Multi-fidelity Gaussian processes for terramechanical modeling

Kurzfassung

Many natural phenomena and processes remain poorly understood and analytically intractable. One such example is the contact dynamics between non-Newtonian fluids—such as soft soils—and rigid bodies, like wheels. This issue becomes particularly critical in scenarios where the use of large wheels, tracks, or tires is constrained, such as during planetary rover missions. To better anticipate the terrain conditions a rover may encounter, researchers have developed a range of terramechanical models. These models vary in their levels of fidelity, computational cost, and applicability. Given the complexity and variability of wheel-soil interactions, this domain presents an ideal use case for machine learning-based surrogate modeling.
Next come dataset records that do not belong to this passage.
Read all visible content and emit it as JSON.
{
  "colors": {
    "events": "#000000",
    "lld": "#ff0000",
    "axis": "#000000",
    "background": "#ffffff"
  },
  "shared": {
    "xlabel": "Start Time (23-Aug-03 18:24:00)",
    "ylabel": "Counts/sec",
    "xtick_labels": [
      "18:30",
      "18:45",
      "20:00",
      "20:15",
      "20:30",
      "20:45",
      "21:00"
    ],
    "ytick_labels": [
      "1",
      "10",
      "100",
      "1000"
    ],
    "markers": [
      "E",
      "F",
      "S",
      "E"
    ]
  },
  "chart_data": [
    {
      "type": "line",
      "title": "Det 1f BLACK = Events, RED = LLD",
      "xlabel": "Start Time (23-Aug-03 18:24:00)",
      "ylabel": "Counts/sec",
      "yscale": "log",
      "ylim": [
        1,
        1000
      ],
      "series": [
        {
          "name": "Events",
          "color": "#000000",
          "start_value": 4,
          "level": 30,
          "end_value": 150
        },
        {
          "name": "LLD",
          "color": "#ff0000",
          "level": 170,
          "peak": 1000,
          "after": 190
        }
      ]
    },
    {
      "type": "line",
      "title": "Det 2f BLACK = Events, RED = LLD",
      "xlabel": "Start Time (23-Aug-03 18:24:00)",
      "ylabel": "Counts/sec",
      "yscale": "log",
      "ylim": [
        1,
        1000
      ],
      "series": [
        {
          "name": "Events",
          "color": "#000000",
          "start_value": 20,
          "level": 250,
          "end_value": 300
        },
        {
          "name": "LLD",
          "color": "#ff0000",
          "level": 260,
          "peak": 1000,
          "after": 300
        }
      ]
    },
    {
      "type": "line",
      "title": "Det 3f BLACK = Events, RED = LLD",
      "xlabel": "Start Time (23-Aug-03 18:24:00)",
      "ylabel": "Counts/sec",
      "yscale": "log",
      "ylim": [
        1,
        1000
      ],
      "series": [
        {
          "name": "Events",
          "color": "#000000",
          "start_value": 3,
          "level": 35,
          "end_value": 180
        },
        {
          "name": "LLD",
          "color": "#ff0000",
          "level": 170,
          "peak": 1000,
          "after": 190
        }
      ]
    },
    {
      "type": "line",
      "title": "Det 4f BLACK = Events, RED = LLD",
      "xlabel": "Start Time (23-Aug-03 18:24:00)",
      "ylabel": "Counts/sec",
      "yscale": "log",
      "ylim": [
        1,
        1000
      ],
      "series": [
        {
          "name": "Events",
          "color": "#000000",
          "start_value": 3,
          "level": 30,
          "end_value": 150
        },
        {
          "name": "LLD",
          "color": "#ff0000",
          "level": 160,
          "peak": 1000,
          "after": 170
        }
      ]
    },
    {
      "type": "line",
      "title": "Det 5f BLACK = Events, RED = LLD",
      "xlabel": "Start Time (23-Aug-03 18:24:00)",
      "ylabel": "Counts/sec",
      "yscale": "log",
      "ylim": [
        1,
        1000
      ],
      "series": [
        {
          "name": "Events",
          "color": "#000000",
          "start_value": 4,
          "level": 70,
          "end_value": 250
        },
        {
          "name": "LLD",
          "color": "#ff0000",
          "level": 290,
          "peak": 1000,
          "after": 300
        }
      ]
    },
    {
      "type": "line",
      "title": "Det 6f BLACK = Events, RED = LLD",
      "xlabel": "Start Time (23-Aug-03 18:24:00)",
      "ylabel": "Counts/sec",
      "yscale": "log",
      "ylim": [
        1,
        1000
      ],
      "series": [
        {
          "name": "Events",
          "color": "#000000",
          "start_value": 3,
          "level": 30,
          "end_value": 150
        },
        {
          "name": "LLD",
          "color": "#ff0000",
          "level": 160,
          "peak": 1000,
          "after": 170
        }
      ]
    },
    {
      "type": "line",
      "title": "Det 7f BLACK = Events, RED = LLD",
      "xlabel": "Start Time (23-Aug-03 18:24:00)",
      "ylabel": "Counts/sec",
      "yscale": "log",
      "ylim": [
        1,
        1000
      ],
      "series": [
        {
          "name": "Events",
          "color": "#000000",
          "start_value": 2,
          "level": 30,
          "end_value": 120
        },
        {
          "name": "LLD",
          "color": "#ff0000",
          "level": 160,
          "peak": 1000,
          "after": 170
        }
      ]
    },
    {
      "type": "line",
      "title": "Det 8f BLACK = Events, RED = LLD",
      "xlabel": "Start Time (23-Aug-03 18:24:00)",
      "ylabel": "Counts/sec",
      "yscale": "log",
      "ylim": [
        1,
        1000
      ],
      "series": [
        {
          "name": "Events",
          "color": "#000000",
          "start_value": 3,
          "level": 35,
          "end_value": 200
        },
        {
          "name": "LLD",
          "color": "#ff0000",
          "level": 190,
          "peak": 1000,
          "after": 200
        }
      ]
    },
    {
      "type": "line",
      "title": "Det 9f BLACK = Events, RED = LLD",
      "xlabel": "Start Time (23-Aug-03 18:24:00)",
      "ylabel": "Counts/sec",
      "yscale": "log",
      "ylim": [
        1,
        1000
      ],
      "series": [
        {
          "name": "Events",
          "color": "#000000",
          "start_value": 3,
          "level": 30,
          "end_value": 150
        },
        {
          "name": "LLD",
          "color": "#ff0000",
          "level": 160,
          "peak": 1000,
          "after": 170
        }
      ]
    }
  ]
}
Such surrogates aim to approximate the behavior of complex dynamical systems without requiring explicit formulation through differential equations. Existing studies in wheel-soil contact dynamics span both real-world experiments and a spectrum of simulation approaches—from fast empirical models to computationally intensive discrete element methods. In this context, a multi-fidelity modeling framework is particularly promising. By integrating information from diverse sources—ranging from low-fidelity, low-cost simulations to high-fidelity but expensive and sparse data—machine learning models can be trained to deliver fast yet accurate predictions. This work introduces a multi-fidelity Gaussian Process surrogate model designed to predict the dynamic interactions between wheels and soft soil, including the forces and torques acting on the wheel. Specifically, it focuses on the prediction of forces and torques acting on the wheel during motion. The work details the process of dataset generation, analysis, and surrogate model construction, incorporating existing physical knowledge and domain-specific intuition. Furthermore, it includes uncertainty quantification to assess model robustness. The proposed model is evaluated from both quantitative and qualitative perspectives—statistically, in terms of predictive accuracy, and mechanistically, as a viable terramechanical surrogate. This research aims to answer whether a multi-fidelity approach can indeed produce a surrogate that is both computationally efficient and sufficiently accurate, and how it compares to state-of-the-art terramechanical simulations in terms of performance and limitations.